STUDYING

Azizah Rahma Tita
Chapter #7

Badai

Tak ada luka yang menatap, semuanya hanya prihal waktu

           

Alam seakan paham dan mengerti dengan perasaan Melody, langit cerah sekita berubah menjadi kumpulan awan hitam. Angin berhumbus lebih kencang, menyapu dedaunan yang berguguran. Sesekali Cita dan Embun memperbaiki rambut Melody yang berantakan oleh angin. Tidak seperti biasanya, kali ini Melody seakan lupa dengan penampilan dirinya. Perlahan air mata Melody jatuh bersamaan dengan hujan yang turun. Angga dan Fadlan dengan sigap memindahkan tas mereka ke gazebo yang berada di sudut taman sekolah. Melody masih dengan posisinya di temani Cita dan Embun. Kael terdiam berpeluk hujan melihat betapa sayangnya Melody dengan adik-adiknya.
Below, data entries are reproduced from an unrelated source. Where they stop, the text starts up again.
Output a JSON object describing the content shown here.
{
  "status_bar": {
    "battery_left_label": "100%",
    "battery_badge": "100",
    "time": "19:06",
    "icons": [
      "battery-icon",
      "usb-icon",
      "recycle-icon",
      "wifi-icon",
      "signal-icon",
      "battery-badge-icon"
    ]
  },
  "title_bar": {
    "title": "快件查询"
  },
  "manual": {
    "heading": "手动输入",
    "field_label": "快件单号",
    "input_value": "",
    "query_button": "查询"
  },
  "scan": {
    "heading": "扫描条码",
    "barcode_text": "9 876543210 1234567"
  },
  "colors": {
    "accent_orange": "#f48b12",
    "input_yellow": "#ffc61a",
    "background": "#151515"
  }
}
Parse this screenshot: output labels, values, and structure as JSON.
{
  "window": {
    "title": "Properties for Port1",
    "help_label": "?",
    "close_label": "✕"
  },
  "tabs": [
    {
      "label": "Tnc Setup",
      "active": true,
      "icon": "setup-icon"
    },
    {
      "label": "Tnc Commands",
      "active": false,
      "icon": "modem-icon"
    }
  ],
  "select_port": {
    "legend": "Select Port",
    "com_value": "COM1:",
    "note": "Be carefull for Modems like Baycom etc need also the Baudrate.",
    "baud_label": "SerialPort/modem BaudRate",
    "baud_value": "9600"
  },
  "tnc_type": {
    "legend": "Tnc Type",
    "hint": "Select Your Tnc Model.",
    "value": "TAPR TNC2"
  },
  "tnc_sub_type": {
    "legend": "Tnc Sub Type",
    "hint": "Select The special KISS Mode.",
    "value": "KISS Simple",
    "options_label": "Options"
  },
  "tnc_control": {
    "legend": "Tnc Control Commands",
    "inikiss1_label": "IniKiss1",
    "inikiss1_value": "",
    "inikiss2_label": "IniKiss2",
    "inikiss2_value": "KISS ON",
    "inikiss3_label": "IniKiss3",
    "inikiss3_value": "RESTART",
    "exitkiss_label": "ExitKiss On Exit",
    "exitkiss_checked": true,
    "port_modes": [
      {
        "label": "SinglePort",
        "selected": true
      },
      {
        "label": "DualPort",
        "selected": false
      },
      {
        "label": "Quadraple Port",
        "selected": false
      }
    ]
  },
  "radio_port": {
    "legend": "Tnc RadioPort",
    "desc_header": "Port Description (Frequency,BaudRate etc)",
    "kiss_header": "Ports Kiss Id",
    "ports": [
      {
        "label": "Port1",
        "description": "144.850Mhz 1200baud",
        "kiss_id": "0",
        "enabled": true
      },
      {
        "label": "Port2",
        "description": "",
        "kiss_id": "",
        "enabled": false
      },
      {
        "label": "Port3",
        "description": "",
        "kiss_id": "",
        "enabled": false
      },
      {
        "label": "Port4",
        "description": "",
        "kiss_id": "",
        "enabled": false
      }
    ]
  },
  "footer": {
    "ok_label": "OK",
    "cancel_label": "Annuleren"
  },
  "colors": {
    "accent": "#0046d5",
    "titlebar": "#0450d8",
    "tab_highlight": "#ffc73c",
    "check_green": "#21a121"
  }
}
“Gue kasian lihat Melody,” ujar Fadlan ke Angga ketika mereka sampai di gazebo.

Angga hanya mengangukkan kepalanya lalu menatap ke arah Melody, pakaian yang dikenakannya sudah setengah basah. Tidak menunggu lama, Angga dan Fadlan kembali ke tengah taman untuk melihat kondisi Melody. Hujan semakin deras dan Melody masih belum beranjak dari tangisnya di pelukan Cita. Embun dengan sabar mengusap pundak Melody dari belakang.

“Kali ini, air mataku jatuh bersamaan dengan hujan yang turun membasahi bumi,” ujar Melody pelan tanpa mengubah posisi dirinya.

Embun yang tadi hanya mengusap pundak Melody dari belakang langsung ikut memeluk Melody dari bagian bekalang. Perkataan Melody barusan begitu dalam, Fadlan maju satu langkah memangkas jarak dengan keberadaan Melody. Hujan semakin deras, air mata Melody masih mengalir mengikuti alur cerita yang dibikin oleh alam. Kael, Angga, dan Fadlan berdiri melingkari Melody, Cita, dan Embun yang masih bersimpuh dalam pelukkan. Hujan semakin deras dan angin berhembus kencang, dedaunan pohon bertebangan tak beraturan, sesekali menyapu wajah mereka. 

“Ody,” panggil Cita lembut ketika tidak mendangar suara tangisan Melody lagi.

Melody tidak menjawab, saat ini kepala Melody sangat pusing. Tangan yang tadi meleluk Cita perlahan beranjak memegang kepalanya.

“Melody,” panggil Cita lagi.

Tak ada jawaban dari bibir mungil Melody, “ODY,” panggil Cita bersamaan dengan bunyi petir.

Embun dengan cepat mengoyangkan tubuh Melody, “ODY,” ucap Embun sambil memegang tangan Melody, tangan Melody begitu dingin.

“Melody,” panggil Kael panik yang langsung bersimpuh di hadapan Melody.

“Ya,” sahut Melody singkat dan pelan tanpa merubah posisinya.

“Syukur, gue kira lu pingsan,” ujar Fadlan lantang agar bisa di dengar dalam derasanya hujan sambil ikut bersimpuh.

Angga ikut bersimpuh menyamankan posisi lalu medekatkan tubuhnya dan menaikan tangannya seakan menjadi payung untuk menghambat air hujan agar suaranya di dengar, “Kita pindah!” perintah Angga setelah melihat kondisi Melody.

“Sini aja,” bantah Melody lalu menatap mata Angga.

“TIDAK!” jawab Kael tegas dalam tubuh mengigil karena kedinginan.

“Udah mau reda,” kekeh Melody.

“Tidak menerima penolakan,” jawab Kael dingin.

Cita dan Embun segera membantu Melody untuk bangun, hujan sudah mulai reda angin mulai berhembus dengan damai. Melody berjalan menuju gazebo dibantu Cita dan Embun di kiri dan kanannya. Pelan tapi pasti Melody melangkah melewati beberapa genangan air dan rumput yang basah hingga sampai di gazebo.

Cita dan Embun menatap Melody dalam, wajah oval dengan mata bulat dan bibir mungil yang biasanya selalu ceria mendadak murung. Melody mengangkat kepalanya dan membalas tatapan Cita dan Embun. Melody menghirup nafas dalam lalu menghembuskannya perlahan lalu tersenyum menatap Cita dan Embun. Cita segera memeluk Melody di susul Embun yang tidak mau ketinggalan.